Publié dans le numéro 161 de BEST sous le titre :

RE-RECORDING

the Who

Le jour de l’arrivée des Who,  tout  était  prêt.  J’avais branché  tous  les  micros  et  je les  avais  réglés,  j’avais  disposé les câbles pour les instruments. J’étais  complètement  fasciné par  les guitares de  Townshend. Généralement,  le  boulot  de l’assistant  reste  purement  matériel  :  après  avoir  préparé  le studio  et  la  technique,  il  manœuvre  les  magnétos.  Parfois, l’assistant  touche  à  la  console, ça  dépend  vraiment  de  l’ingénieur.  Contrairement  aux  musiciens,  la  grande  majorité  du personnel  des  studios  n’est pas syndiquée. Il n’y a donc aucune  incompatibilité  de  fonctions. Certains ingénieurs laissent beaucoup de liberté à leurs assistants,  d’autres  pas  du  tout : c’est  simplement  une  question de rapports personnels. Jack  Adams,  l’ingénieur  que j’assistais,  était  particulièrement  cossard. Parfois, il ne venait même pas aux sessions. Grâce à lui, la première fois où je me suis assis  face  à  une  console  pour travailler  un  disque,  c’était  pour « Who’s Next ». C’est Kit Lambert qui servait de manager aux Who, à l’époque. Il avait choisi le Plant pour son  acoustique.  Lorsque  le groupe  s’est  installé,  le  premier titre  qu’ils  ont  enregistré,  c’était «  Won’t  Get  Fooled  Again  ». Tous les vocaux ont été faits en une  seule  prise.  Nous  avons travaillé  un  mois  sur  cet  album et  les  Who  sont  repartis  incognito en  Angleterre pour le mixer.

Kit Lambert et the Who

Kit Lambert et the Who

Lorsqu’on  sortait  de  séance,  à  cinq  heures  du  matin,  je les emmenais faire la fête dans Manhattan.  Je  n’avais  peut-être pas  assez  d’argent  pour  fréquenter  les  clubs  privés after-hour,  mais par  contre,  je  savais  exactement où  les trouver. Dans certains  immeubles  bourgeois  qui donnent  sur  Central  Park se cachent  des  clubs  très  privés. Tu  prends  l’ascenseur  au  fond du  hall  et  tu  montes.  Tous  les étages  se  ressemblent,  ils  ont tous  l’air  aussi  straight  les  uns que  les  autres,  mais  lorsque  tu atteins  le  dernier,  tu  te  retrouves face  à une porte. Si tu fais partie  des  initiés,  elle  s’ouvre devant toi. Techniquement, c’est  tout  à  fait  illégal,  mais dans les faits, on y boit et on y joue jusqu’à dix heures du matin. Après les heures de studio, c’est  fou  de  se  retrouver  dans un pareil endroit, chic et feutré, entouré  d’une  foule  en  robes longues  et  smokings.  Je  ne  te parle  pas  du  buffet,  il  est  vraiment  digne  d’une  bonne  production hollywoodienne. Le  plus célèbre  de ces casinos parallèles  se  trouve  sur  la 5e Avenue. Je ne peux même pas te  révéler  son  nom  parce  que ça  se  saurait  et  qu’il  y  aurait toujours  quelqu’un  pour  me  retrouver  et  me  dire  deux  mots. Tous  les  habitants  de  ce  superbe  building  en  sont  membres de droit… à condition qu’ils la bouclent. Toute  cette  époque  m’a  permis de  vivre  des  expériences  nécessaires  et  fantastiques.

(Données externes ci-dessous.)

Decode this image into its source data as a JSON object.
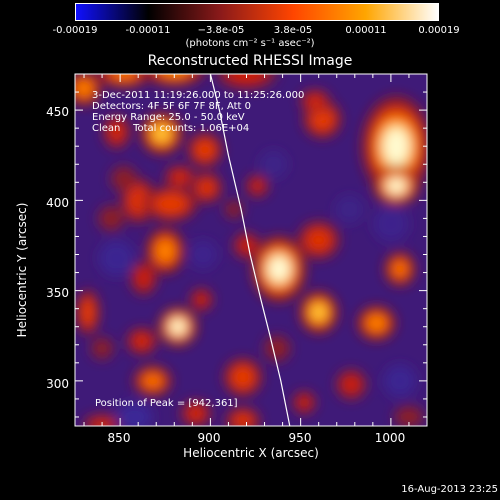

john_lennon_imagineC’est d’ailleurs  en  tant  qu’ingénieur que  j’ai  rencontré  John,  en  72, pour « Imagine ». Je ne regrette pas mes années passées sur la console.  Savais-tu  que  la  plupart  des  producteurs  n’ont  jamais  été  ingénieurs  du  son. N’importe  qui  peut  se  prétendre « producteur », il n’y a pas de diplôme pour cela. Dès l’instant  où  tu  amènes  un  groupe en studio, on te bombarde « producteur».  Si  tu  as  la  chance d’être  un  peu  futé,  même  si  tu n’y  connais  rien,  tu  apprends vite  les  premières  ficelles.  Mais est-ce  vraiment  suffisant  ?  La grande  majorité  des  produc­teurs  de  disques  ne  sont  pas des  techniciens,  ce  sont  d’anciens musiciens ».

Un type en T-shirt « Record Plant» débarque dans le studio  et  dépose  une  bière  et  un cheeseburger devant Jack. Après son long monologue, il doit être assoiffé. Allez Jack boit donc un coup…

« Tu veux dire que certains producteurs  ne  connaissent  rien  à la technique du son ?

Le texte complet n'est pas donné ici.